Since then, after every backpacking trip, I now have the urge to spring clean and get rid of things that aren’t useful or sentimental to me. Clothes go to my younger sister and other rejects to a charity shop for someone else to appreciate more than me.
Since living out of a backpack, clutter now makes me anxious, suffocated. It’s a far cry from the messy person who would happily treat her floor as a second wardrobe that was like a minefield to walk through.
I now need clean, clutter free surfaces and (fairly) organised cupboards, simple decor, light and space. I go into friend’s dark houses that you can barely walk through for all the books and guitars and piles of clothes that probably haven’t been hung up in years, and feel intense relief as soon as I walk out the door.
I Have Freedom
Living out of a backpack has taught me life does not have to be stationary. All it takes is my passport, some money and only a few essentials to be able to leave whenever I want. Even then, essentials can be bought anywhere all over the world should I forget something. Home is wherever I want it to be and it takes just a bag and my mindset to make it so.
Simple living is liberating. I’ve proved I can do it long-term and thrived so I know that I do not need to be scared should I feel like packing up and doing it again.
I Consider Second Hand
In a hostel in Malaysia, I remember a girl offering me a few tops that she wanted to get rid of to free up some space for jumpers she needed for her next destination. In exchange, I gave her a jumper I did not need for my next destination, which was Australia in the peak of summer. I loved the mentality behind it and since, I do regularly swap clothes with friends and scour second hand charity shops.
Things I buy don’t consist of cheap, fast fashion as much as they once did. They are often nicer staple pieces that I can keep for when they come in and out of fashion (as they so often do). Even when it comes to bigger things like furniture, I’ll often have a quick browse of Gumtree or on Facebook Marketplace first.
I Buy Less
I’ve always been a saver and generally good with money but clothes have always been my weak spot. At university, I was that girl who had to have a new outfit for every night out which, of course as a student, was at least twice a week. Choosing which clothes to take abroad was always a battle between the pretty impractical things I loved and functional items I needed for hiking or things that weren’t going to get ruined.
I used to love getting dressed up, shopping and wearing a full face of make-up. Now, the last thing I bought was a vintage denim jacket which has been my first non-work clothing purchase in about 6 months. For the first time in my life, at 27 years old, I now go to work with no makeup on because I have got so used to not having the space to carry my rather large (and heavy) full make up bag.
I do not necessarily need material things to make me happy though of course, there are a few sentimental and personally important exceptions like my camera, laptop, speaker, photographs etc. When I go shopping, I assess whether I actually need it, which my old impulsive self wouldn’t have done for a second.
It Has Taught Me the Importance of Organisation
Anyone who has lived out of a backpack for any period of time will know how stressful it can be, especially when you need that item right at the bottom when you have only just meticulously packed it all up. It was super frustrating at first, though as time went by, I learnt a way to pack and started to think ahead that meant this situation happened less and less.

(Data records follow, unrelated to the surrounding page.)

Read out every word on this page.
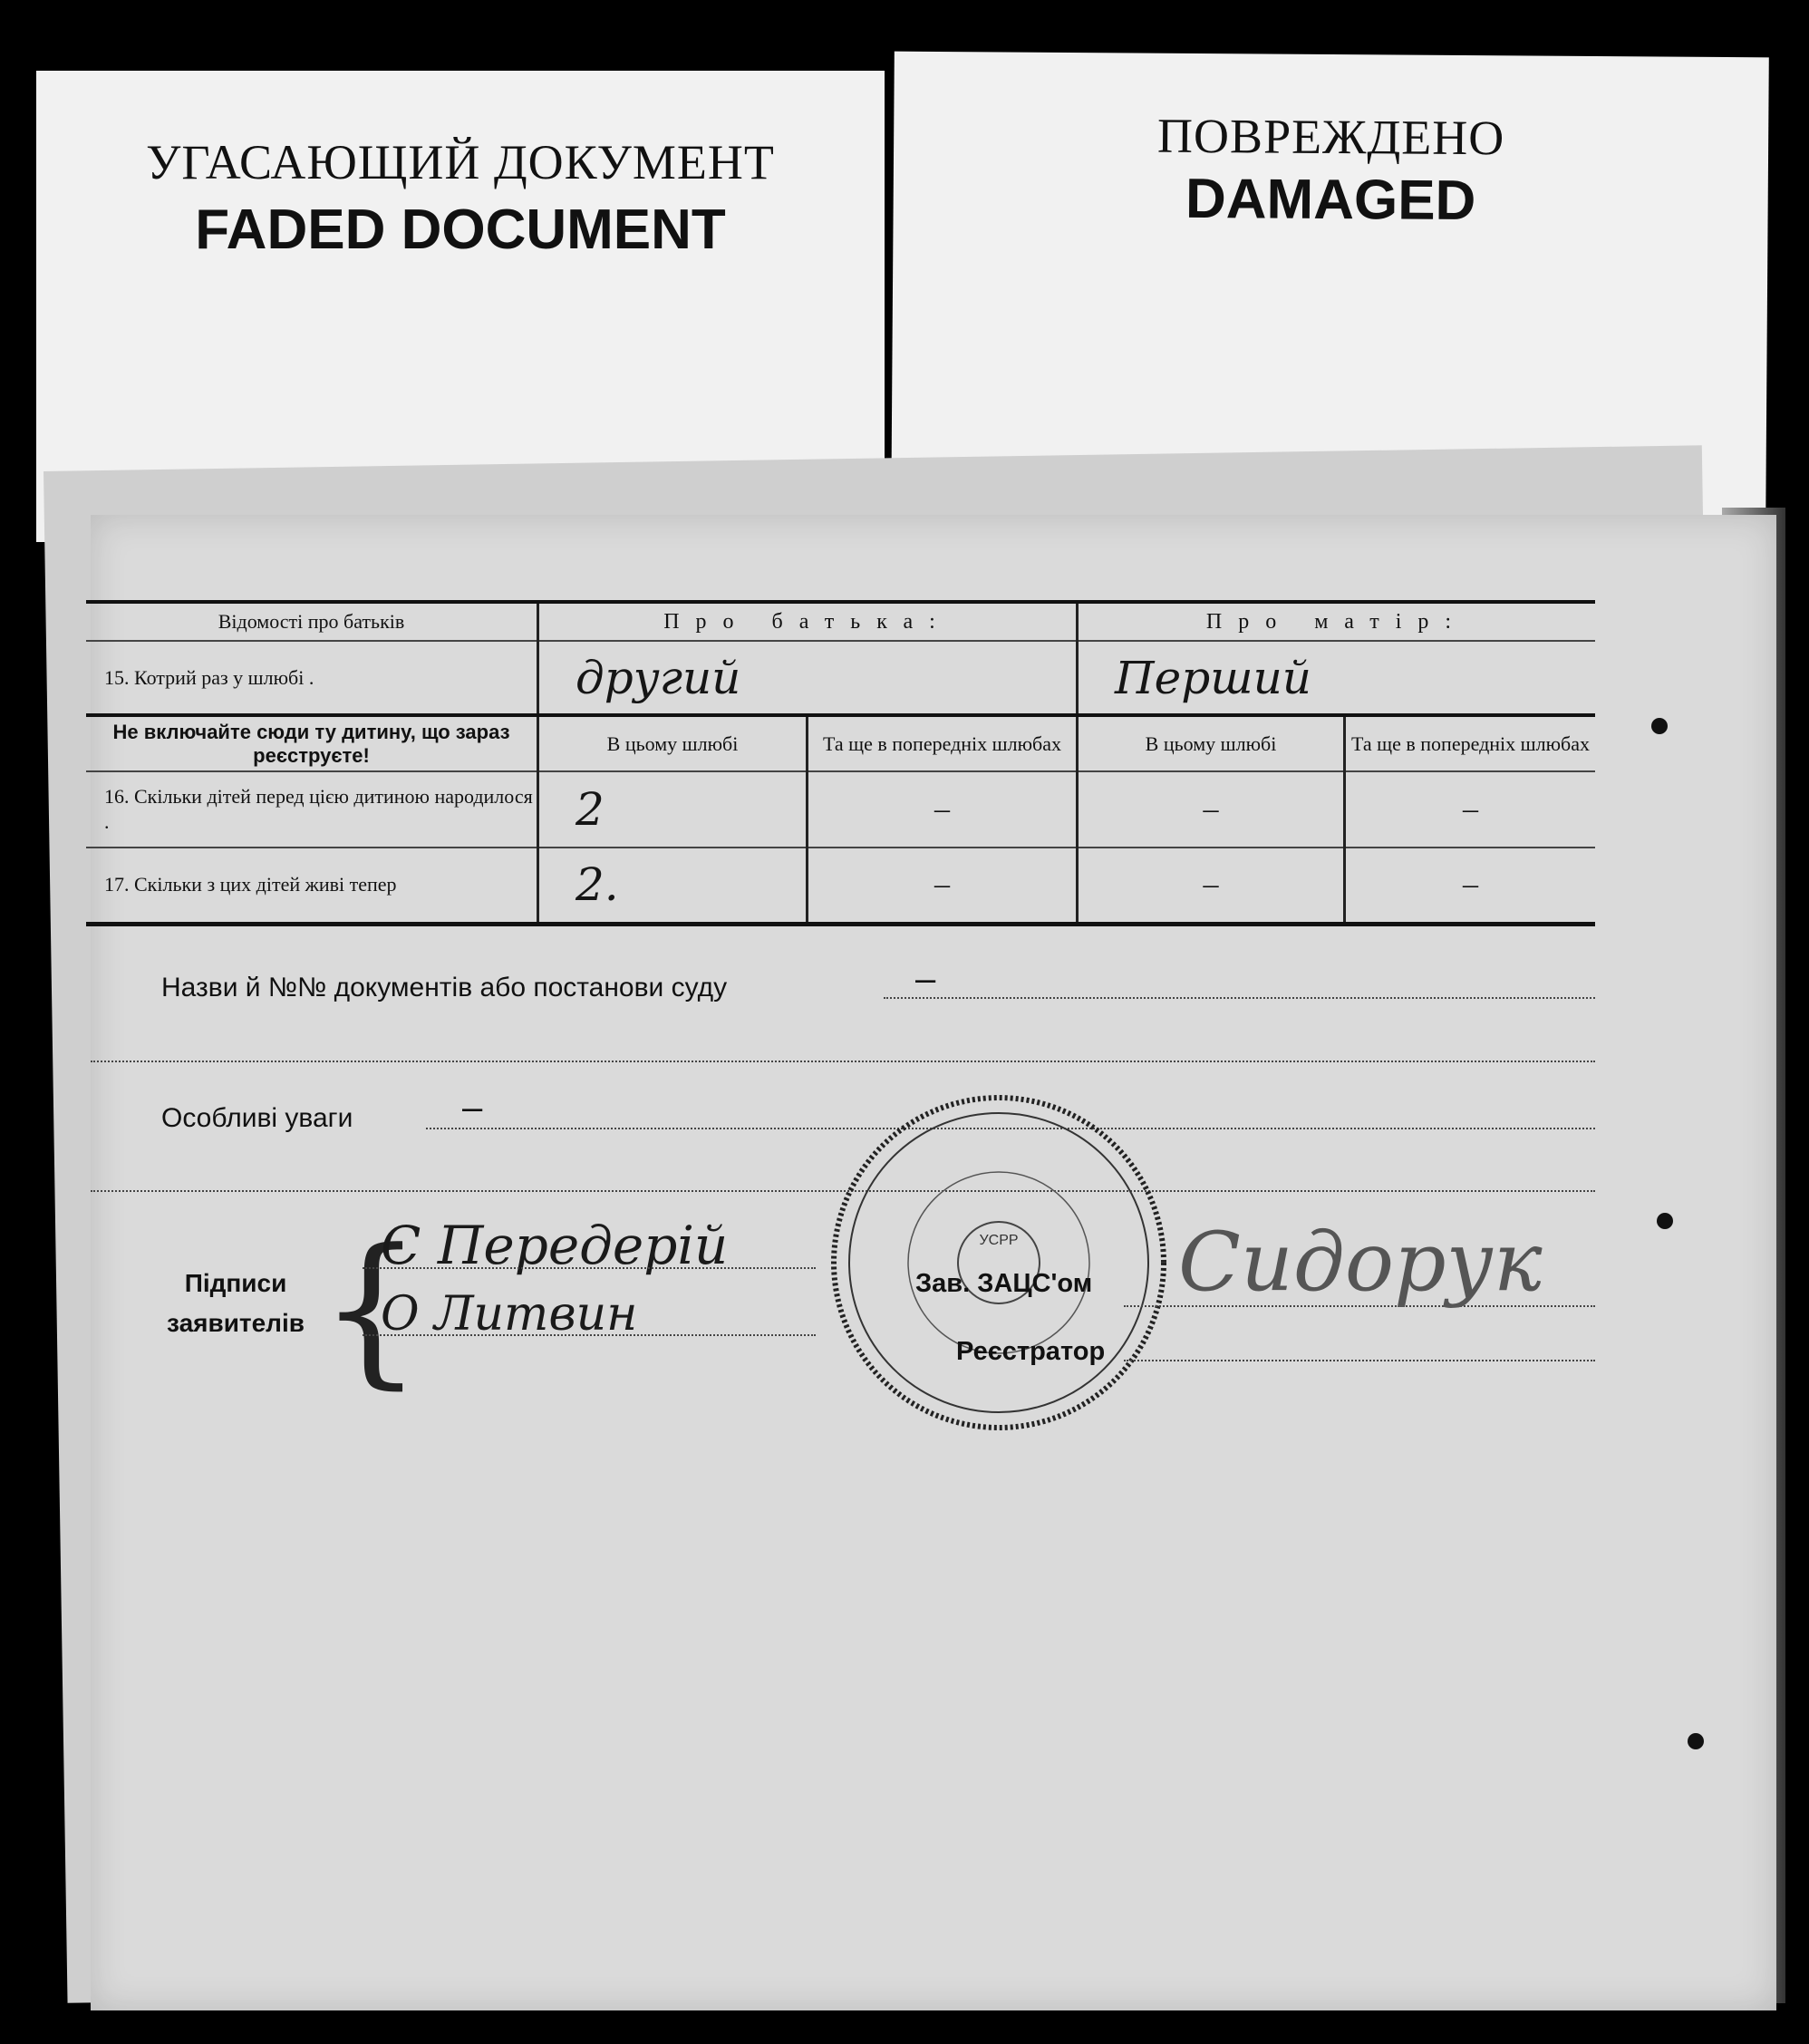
УГАСАЮЩИЙ ДОКУМЕНТ
FADED DOCUMENT
ПОВРЕЖДЕНО
DAMAGED
Відомості про батьків	Про батька:		Про матір:	
15. Котрий раз у шлюбі .	другий		Перший	
Не включайте сюди ту дитину, що зараз реєструєте!	В цьому шлюбі	Та ще в попередніх шлюбах	В цьому шлюбі	Та ще в попередніх шлюбах
16. Скільки дітей перед цією дитиною народилося .	2	–	–	–
17. Скільки з цих дітей живі тепер	2.	–	–	–
Назви й №№ документів або постанови суду	–
Особливі уваги	–
Підписи заявителів {
С Передерій
О Литвин
УСРР
Зав. ЗАЦС'ом
Реєстратор
Сидорук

Rolling t-shirts and stacking vertically meant I could look down and see which one I wanted. Putting underwear in zip lock packs that I could vacuum closed saved space and maintained that freshly washed smell. Shampoo bars and soap replaced bulky and heavy toiletry bottles. I’d get out clothes I needed the day before so I could quickly shower and go in the morning without disturbing the whole dorm room. It slowly went from a bit stressful to therapeutic, some of these things I have even incorporated into my every day life.
Living out of a backpack is not something that I ever thought would shape my life, but it has been beneficial in so many ways and I will never be looking back.
What have you learnt from living out of a backpack?